Aspergillose bronchopulmonaire allergique
L’aspergillose bronchopulmonaire allergique (ABPA) est un type de maladie pulmonaire d’hypersensibilité causée par une réponse allergique à Aspergillus fumigatus. Aspergillus vit de manière ubiquitaire dans l’environnement sous forme de champignons sporulés thermotolérants, que l’on trouve dans les zones riches en humidité comme les plafonds, les tas de compost et les produits ménagers et le pain.
Sur les 250 espèces connues d’Aspergillus, A. fumigatus représente généralement jusqu’à 90 % des infections. Les schémas de maladie pulmonaire dépendent de l’historique d’exposition, de la pathogénicité de l’organisme et du niveau de la réponse immunitaire humaine provoquant une large variation de maladies cliniques, y compris l’aspergillose pulmonaire invasive, les aspergillomes et les réactions allergiques ou d’hypersensibilité.
L’ABPA se trouve de manière caractéristique chez les patients asthmatiques ou atteints de mucoviscidose et est diagnostiquée par ses caractéristiques cliniques, radiographiques et de laboratoire. Les caractéristiques communes incluent la présence d’asthme, de bronchectasie centrale, d’infiltrats pulmonaires récurrents, d’éosinophilie périphérique, d’immunoglobulines (Ig) E sériques élevées, d’anticorps IgM et IgA contre A. fumigatus et d’une réaction cutanée immédiate à Aspergillus.
Les patients décrivent souvent une aggravation de leurs symptômes asthmatiques chroniques avec une nouvelle dépendance aux stéroïdes, un malaise, de la fièvre et des expectorations productives tout en ayant des bronchectasies ou des infiltrats pulmonaires récurrents à l’imagerie. Le traitement est basé sur la réponse aux corticostéroïdes systémiques pendant plusieurs mois avec un certain bénéfice des antifongiques.

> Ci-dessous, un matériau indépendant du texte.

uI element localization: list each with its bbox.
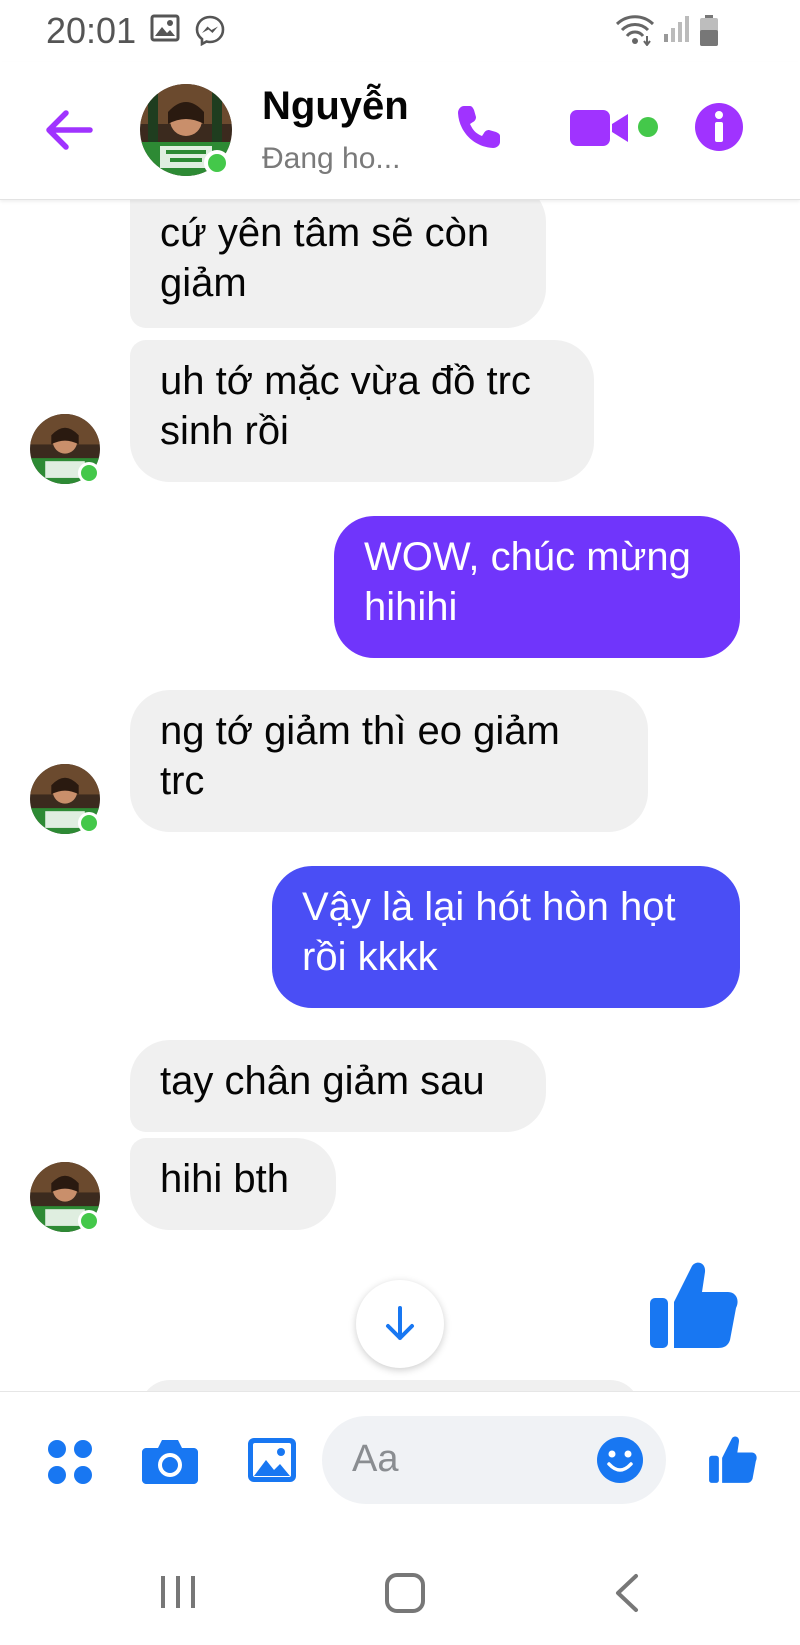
message-bubble-incoming[interactable]: hihi bth [130, 1138, 336, 1230]
online-status-dot [204, 150, 230, 176]
message-text-line: rồi kkkk [302, 935, 438, 979]
system-nav-bar [0, 1526, 800, 1645]
video-active-dot [638, 117, 658, 137]
wifi-icon [615, 15, 655, 46]
back-arrow-icon[interactable] [44, 108, 94, 152]
message-text-line: hihihi [364, 585, 458, 629]
home-icon[interactable] [384, 1572, 426, 1614]
emoji-icon[interactable] [596, 1436, 644, 1484]
recents-icon[interactable] [158, 1574, 198, 1610]
info-icon[interactable] [694, 102, 744, 152]
contact-status: Đang ho... [262, 142, 401, 175]
thumbs-up-icon[interactable] [648, 1258, 740, 1350]
battery-icon [700, 15, 718, 46]
message-text-line: uh tớ mặc vừa đồ trc [160, 359, 531, 403]
message-bubble-incoming[interactable]: tay chân giảm sau [130, 1040, 546, 1132]
status-bar: 20:01 [0, 0, 800, 60]
message-list[interactable]: cứ yên tâm sẽ còn giảm uh tớ mặc vừa đồ … [0, 196, 800, 1391]
gallery-icon [150, 14, 180, 42]
message-text-line: tay chân giảm sau [160, 1059, 485, 1103]
online-status-dot [78, 1210, 100, 1232]
message-text-line: trc [160, 759, 205, 803]
message-text-line: ng tớ giảm thì eo giảm [160, 709, 560, 753]
message-text-line: WOW, chúc mừng [364, 535, 691, 579]
message-input-placeholder: Aa [352, 1438, 399, 1480]
conversation-header: Nguyễn Đang ho... [0, 62, 800, 200]
video-camera-icon[interactable] [570, 108, 632, 148]
scroll-to-bottom-button[interactable] [356, 1280, 444, 1368]
message-bubble-incoming[interactable]: cứ yên tâm sẽ còn giảm [130, 196, 546, 328]
like-icon[interactable] [708, 1432, 758, 1486]
messenger-icon [195, 15, 225, 46]
message-text-line: cứ yên tâm sẽ còn [160, 211, 490, 255]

La physiopathologie de l’ABPA dépend de l’exposition récurrente à Aspergillus couplée à une réponse immunitaire altérée. La prédisposition génétique expliquerait l’augmentation de la susceptibilité d’une réaction d’hypersensibilité chez les asthmatiques ou les patients atteints de mucoviscidose malgré un environnement similaire.
L’inhalation de spores d’Aspergillus permet la croissance d’hyphes dans la muqueuse de l’arbre bronchique. Les enzymes protéolytiques de l’hyphe altèrent la clairance mucociliaire et endommagent les cellules épithéliales des voies respiratoires, provoquant l’activation antigénique de cytokines et de chimiokines pro-inflammatoires locales. Une réponse importante des cellules T auxiliaires de type 2 (Th2) du groupe de différenciation 4 (CD4+) est induite, ce qui entraîne la production d’anticorps IgE et IgG contre Aspergillus. Les lésions tissulaires médiées par les éosinophiles en combinaison avec les cytokines et les chimiokines locales entraînent une inflammation chronique des voies respiratoires et un remodelage bronchique.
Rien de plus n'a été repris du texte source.